Certain aspects that were thought to have aged poorly or needed improvement received scrutiny. Critics attributed this to a desire to preserve Modern Warfares authenticity for fans. The multiplayer mode was described as "outdated" and criticized for balancing issues involving overpowered perks and weapons and for its collision detection. IGN felt many of the multiplayer maps and campaign levels were uninspired and primarily designed for players to use cover; VG247 criticized the level design for directing players through a linear path that did not always appear to be the correct route. Hardcore Gamer disapproved of the decision to retain infinitely spawning enemies in the campaign and felt weapons found in the levels were "barebones" compared to those the player starts out with. Some felt the narrative suffered from pacing issues. Several critics noted lingering problems with the artificial intelligence, describing enemy behavior as "relying on numbers, rather than cunning" and that allies often hampered the player.

Aggregate scores
| Aggregator | Score |
|---|---|
| Metacritic | (PS4) 83/100 (XONE) 89/100 (PC) 86/100 |
| OpenCritic | 87% |

Review scores
| Publication | Score |
|---|---|
| Destructoid | 8/10 |
| Hardcore Gamer | 3.5/5 |
| IGN | 8.5/10 |
| Push Square | 9/10 |

Award
| Publication | Award |
|---|---|
| IGN – Best of 2016 Awards | Best Remaster |

===Windows version===

Players criticized the Windows version of Modern Warfare Remastered for several reasons. On Steam, it received mostly negative user reviews; complaints cited poor performance, numerous hackers, and a low player count. Players felt Activision had failed to provide adequate support for the PC in favor of the game's console versions, a trait which had been apparent with previous installments in the series. PC Gamer noted that the game required a capable PC to run well. They criticized the multiplayer mode for not including custom servers and the lack of active players. As part of his close involvement in the game's development, David Pellas playtested the PC version; he stated before its release that it "play[ed] amazingly" and had a "fantastic" frame rate, while acknowledging that it had been played on a high-end gaming PC.

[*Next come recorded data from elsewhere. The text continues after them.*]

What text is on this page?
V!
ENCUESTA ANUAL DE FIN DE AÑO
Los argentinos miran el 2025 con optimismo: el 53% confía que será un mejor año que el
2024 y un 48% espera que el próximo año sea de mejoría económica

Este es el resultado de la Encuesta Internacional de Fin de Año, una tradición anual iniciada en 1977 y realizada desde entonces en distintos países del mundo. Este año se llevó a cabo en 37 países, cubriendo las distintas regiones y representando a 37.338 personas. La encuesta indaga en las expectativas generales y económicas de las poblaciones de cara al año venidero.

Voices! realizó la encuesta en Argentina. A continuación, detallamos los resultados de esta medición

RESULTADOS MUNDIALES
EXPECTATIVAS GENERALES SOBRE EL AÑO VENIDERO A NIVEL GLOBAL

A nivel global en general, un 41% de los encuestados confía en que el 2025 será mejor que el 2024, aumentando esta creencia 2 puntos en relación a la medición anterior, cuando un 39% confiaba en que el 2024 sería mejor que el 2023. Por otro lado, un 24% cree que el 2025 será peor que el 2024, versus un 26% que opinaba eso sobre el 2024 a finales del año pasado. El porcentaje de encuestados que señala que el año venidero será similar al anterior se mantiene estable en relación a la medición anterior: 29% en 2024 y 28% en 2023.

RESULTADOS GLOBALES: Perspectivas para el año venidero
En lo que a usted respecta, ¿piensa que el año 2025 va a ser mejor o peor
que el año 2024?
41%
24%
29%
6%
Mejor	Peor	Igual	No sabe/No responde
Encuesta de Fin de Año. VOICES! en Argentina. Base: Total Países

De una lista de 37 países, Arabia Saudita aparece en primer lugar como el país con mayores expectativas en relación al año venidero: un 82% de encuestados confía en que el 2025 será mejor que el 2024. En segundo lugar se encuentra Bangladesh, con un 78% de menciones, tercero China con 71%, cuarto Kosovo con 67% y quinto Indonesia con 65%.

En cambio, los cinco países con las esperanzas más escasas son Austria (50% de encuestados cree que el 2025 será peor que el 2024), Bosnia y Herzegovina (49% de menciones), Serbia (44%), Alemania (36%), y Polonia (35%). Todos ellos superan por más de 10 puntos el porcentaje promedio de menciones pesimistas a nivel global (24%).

In mid-August 2024, Remastered ranked third on Steam's top-sellers chart several days before a fan-made mod for the game was set to release. The mod recreated the multiplayer mode of 2009's Call of Duty: Modern Warfare 2, as the 2020 remastered version of Modern Warfare 2 only includes its campaign mode. A day before its scheduled release, the mod was cancelled after Activision issued a cease and desist notice to its creators.